Colaboraciones

Cruce histórico y biográfico

Para hablar de los '60 en Salta no apelaré a inventarios ni a cronologías. Tampoco intentaré aquí una de esas síntesis audaces, tan propias de los '60, ni propondré una mera explicación histórica. Aún conociendo los riesgos de emplear tonos y reminiscencias biográficas y personales, trataré de ubicar algunos recuerdos dentro de la trama de los acontecimientos aludidos en este libro.

Pero hay que entrar en ese modesto intento acompañado de las advertencias de Ricoeur: no todo lo vivido puede ser recordado y no todo lo recordado coincide necesariamente con lo efectivamente vivido. Por eso mismo, la "rememoración instantánea" no puede ser equiparada a la memoria, ni ella sola adquirir categoría de conocimiento histórico.

Si la referencia a la influencia que ejerce la distancia entre Salta y Buenos Aires no insinúa proclividad hacia el determinismo geográfico, la mención del número de habitantes tampoco supone añadir determinismo demográfico.
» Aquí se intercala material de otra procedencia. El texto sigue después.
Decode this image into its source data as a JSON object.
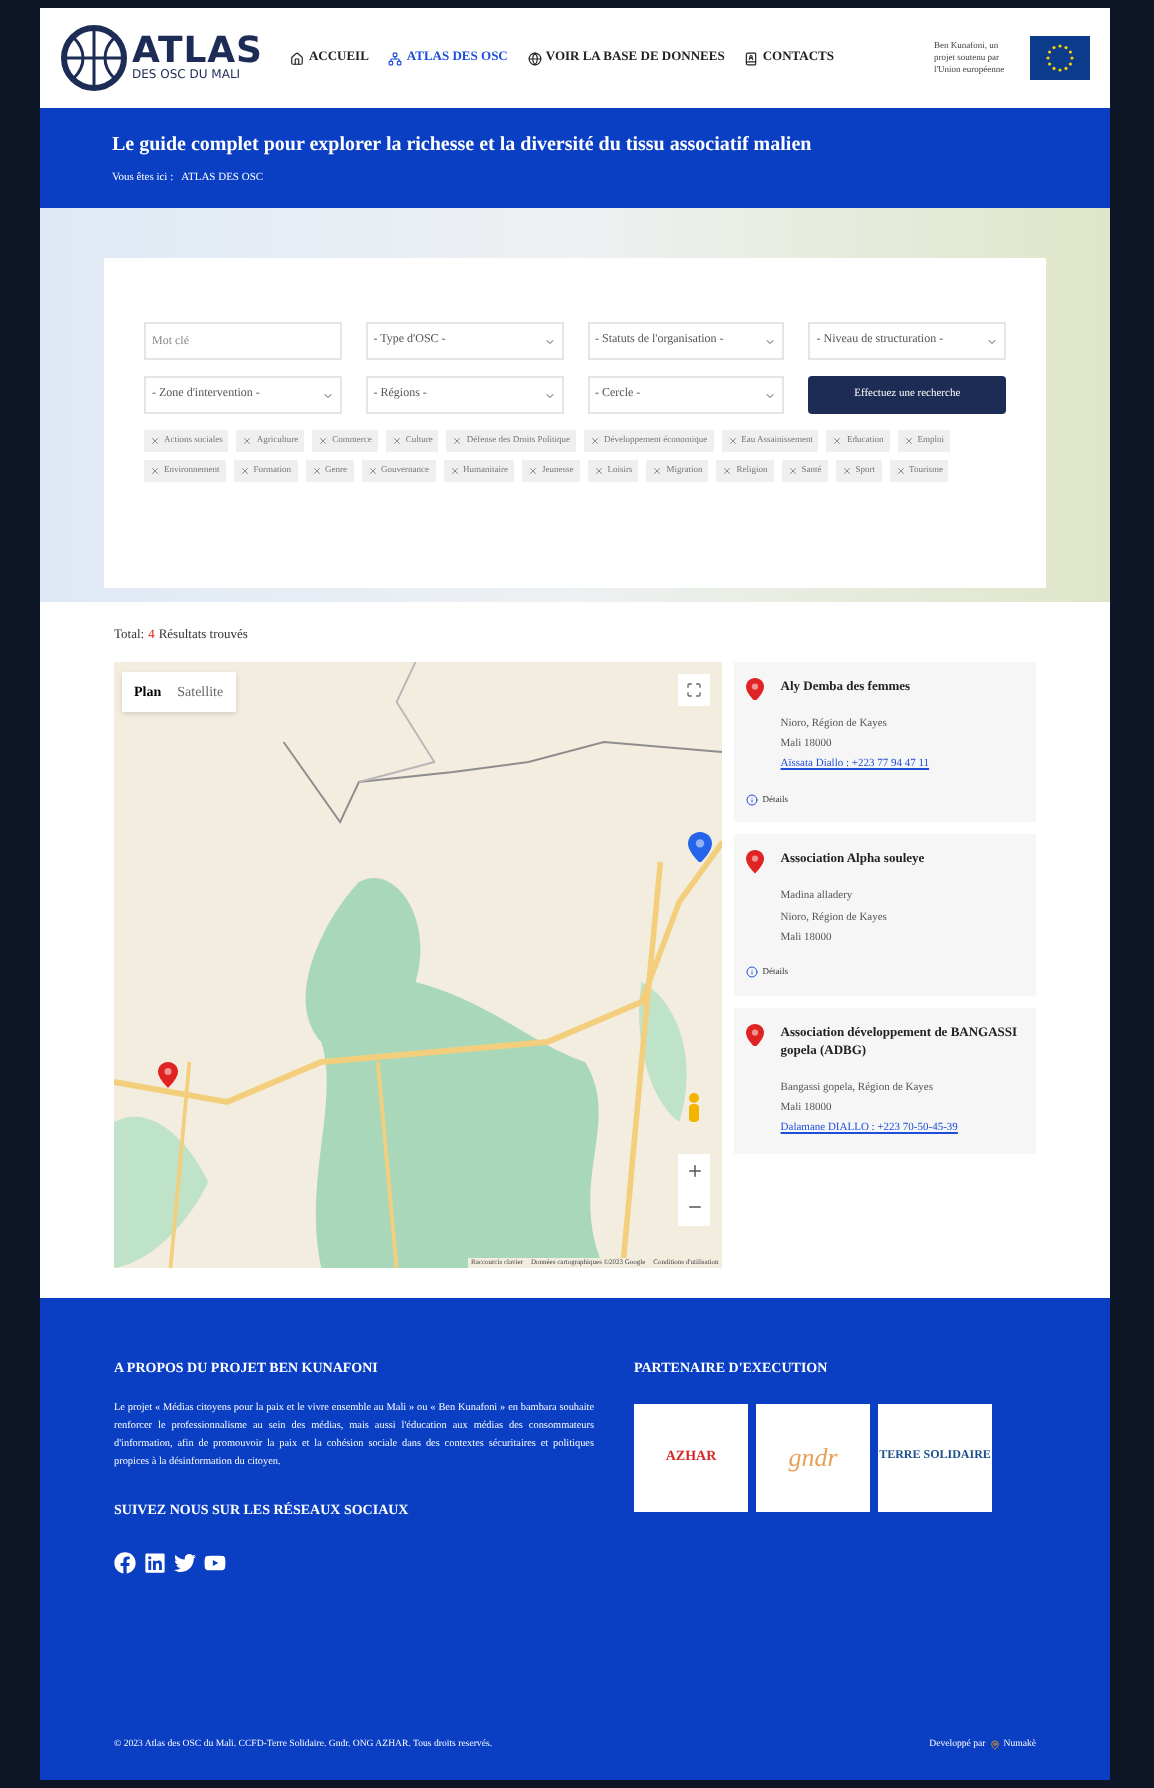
{
  "header": {
    "logo": {
      "title": "ATLAS",
      "subtitle": "DES OSC DU MALI"
    },
    "nav": [
      {
        "label": "ACCUEIL",
        "selected": false
      },
      {
        "label": "ATLAS DES OSC",
        "selected": true
      },
      {
        "label": "VOIR LA BASE DE DONNEES",
        "selected": false
      },
      {
        "label": "CONTACTS",
        "selected": false
      }
    ],
    "eu_note": "Ben Kunafoni, un projet soutenu par l'Union européenne"
  },
  "banner": {
    "title": "Le guide complet pour explorer la richesse et la diversité du tissu associatif malien",
    "breadcrumb_label": "Vous êtes ici :",
    "breadcrumb": "ATLAS DES OSC"
  },
  "search": {
    "keyword": {
      "placeholder": "Mot clé"
    },
    "selects": [
      "- Type d'OSC -",
      "- Statuts de l'organisation -",
      "- Niveau de structuration -",
      "- Zone d'intervention -",
      "- Régions -",
      "- Cercle -"
    ],
    "button": "Effectuez une recherche",
    "tags": [
      "Actions sociales",
      "Agriculture",
      "Commerce",
      "Culture",
      "Défense des Droits Politique",
      "Développement économique",
      "Eau Assainissement",
      "Education",
      "Emploi",
      "Environnement",
      "Formation",
      "Genre",
      "Gouvernance",
      "Humanitaire",
      "Jeunesse",
      "Loisirs",
      "Migration",
      "Religion",
      "Santé",
      "Sport",
      "Tourisme"
    ]
  },
  "results": {
    "label": "Total:",
    "count": "4",
    "suffix": "Résultats trouvés"
  },
  "map": {
    "view_tabs": [
      {
        "label": "Plan",
        "selected": true
      },
      {
        "label": "Satellite",
        "selected": false
      }
    ],
    "attribution": [
      "Raccourcis clavier",
      "Données cartographiques ©2023 Google",
      "Conditions d'utilisation"
    ]
  },
  "listings": [
    {
      "name": "Aly Demba des femmes",
      "lines": [
        "Nioro, Région de Kayes",
        "Mali 18000"
      ],
      "contact": "Aïssata Diallo : +223 77 94 47 11",
      "details": "Détails"
    },
    {
      "name": "Association Alpha souleye",
      "lines": [
        "Madina alladery",
        "Nioro, Région de Kayes",
        "Mali 18000"
      ],
      "details": "Détails"
    },
    {
      "name": "Association développement de BANGASSI gopela (ADBG)",
      "lines": [
        "Bangassi gopela, Région de Kayes",
        "Mali 18000"
      ],
      "contact": "Dalamane DIALLO : +223 70-50-45-39"
    }
  ],
  "footer": {
    "about_title": "A PROPOS DU PROJET BEN KUNAFONI",
    "about_text": "Le projet « Médias citoyens pour la paix et le vivre ensemble au Mali » ou « Ben Kunafoni » en bambara souhaite renforcer le professionnalisme au sein des médias, mais aussi l'éducation aux médias des consommateurs d'information, afin de promouvoir la paix et la cohésion sociale dans des contextes sécuritaires et politiques propices à la désinformation du citoyen.",
    "social_title": "SUIVEZ NOUS SUR LES RÉSEAUX SOCIAUX",
    "partners_title": "PARTENAIRE D'EXECUTION",
    "partners": [
      {
        "kind": "azhar",
        "name": "AZHAR"
      },
      {
        "kind": "gndr",
        "name": "gndr"
      },
      {
        "kind": "terre",
        "name": "TERRE SOLIDAIRE"
      }
    ],
    "copyright": "© 2023 Atlas des OSC du Mali. CCFD-Terre Solidaire. Gndr. ONG AZHAR. Tous droits reservés.",
    "credit_label": "Developpé par",
    "credit_name": "Numakè"
  }
}
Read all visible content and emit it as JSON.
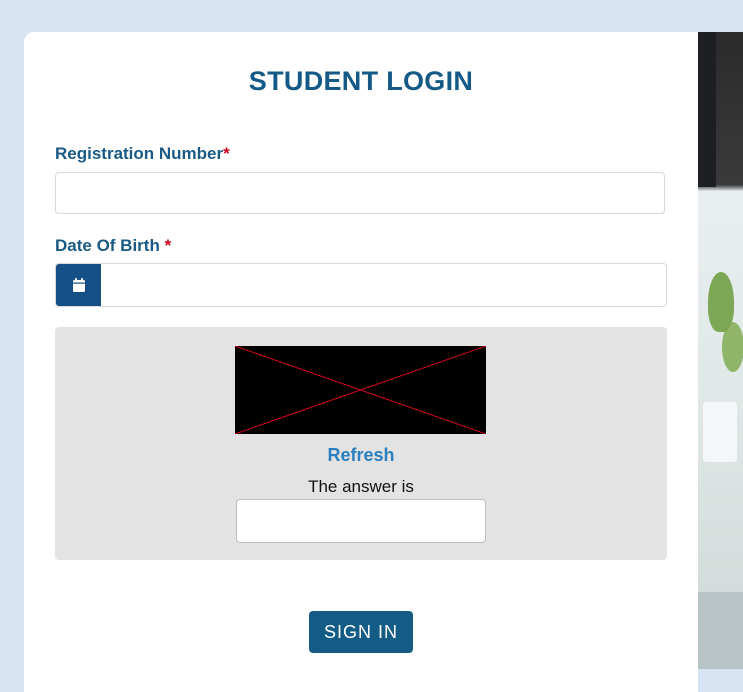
{
  "form": {
    "title": "STUDENT LOGIN",
    "registration": {
      "label": "Registration Number",
      "required_mark": "*",
      "value": ""
    },
    "dob": {
      "label": "Date Of Birth ",
      "required_mark": "*",
      "value": "",
      "icon": "calendar-icon"
    },
    "captcha": {
      "image": "broken-image",
      "refresh_label": "Refresh",
      "answer_label": "The answer is",
      "answer_value": ""
    },
    "submit_label": "SIGN IN"
  },
  "colors": {
    "page_bg": "#d6e4f3",
    "title": "#155a87",
    "label": "#1a5a84",
    "required": "#d0021b",
    "calendar_button": "#164f86",
    "captcha_bg": "#e3e3e3",
    "refresh_link": "#2a7fbf",
    "sign_in_button": "#135c86"
  }
}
No se entenderán los '60 ni sus rasgos post tradicionales en nuestra sociedad si ignoramos su rápido crecimiento demográfico.

La ciudad de Salta en que nací, a fines de 1946, tenía poco menos de 76.000 habitantes. En el resto del territorio provincial vivían poco más de 210.000 personas. Trece años después, en 1960 cuando ingresé al Colegio Nacional, la capital salteña tenía 123.000 habitantes y el resto de los departamentos casi 290.000. La ciudad tenía 71 habitantes por kilómetro cuadrado; la provincia sólo 2,7.

El Censo de 1970 reveló que en la ciudad residían 182.000 personas y en el resto de la provincia lo hacían 327.000. Pese a este incremento, entre los censos de 1960 y 1970 la población creció un 3,7% menos de lo esperado.

En 1960, exceptuando la Escuela Normal, los alumnos varones aún predominaban sobre las mujeres. De 2.312 egresados bachilleres en 1960, 1.886 eran varones y 426 mujeres. En la Escuela Normal, de un total de 5.592 egresados, 5.045 eran mujeres y sólo 547 varones.

La enseñanza primaria, casi en su totalidad, estaba en manos de mujeres. También había mayoría femenina en el profesorado secundario: 129 contra 57 varones. Aunque a enorme distancia de los hombres, el papel de la mujer no era en modo alguno irrelevante ni carente de influencia.

A comienzos de los '60, los varones con título universitario eran 1.547 y las mujeres 206. Los profesionales representaban el 0,43% de la población. No todos los profesionales pueden ser considerados parte del reducido segmento de población que demanda o crea productos culturales. Los que la forman, tampoco agotan ese segmento que crece notablemente en la Salta de los '60.

En las únicas profesiones donde había más de dos mujeres eran: obstetricia (36 sobre 36); asistentes sociales (9 de 9); visitadores sociales (10 de 10); pedagogas (3 de 3); profesoras de letras (11 de 15); de filosofía (8 de 12); de historia (4 de 7); odontólogas (23 de 102); médicas (8), contadoras (7); escribanas (7); abogadas (7); geólogas, biólogas, farmacéuticas, cuatro en cada una. En muchas profesiones no había mujeres.

Al comenzar la década Salta no tenía ninguna universidad, aunque funcionaban algunos departamentos que dependían de la Universidad Nacional de Tucumán. La Universidad Católica de Salta fue fundada en 1964 y abrió sus cursos regulares el 1° abril de 1967. La UNSa se creó en mayo de 1972 por decreto del presidente Lanusse.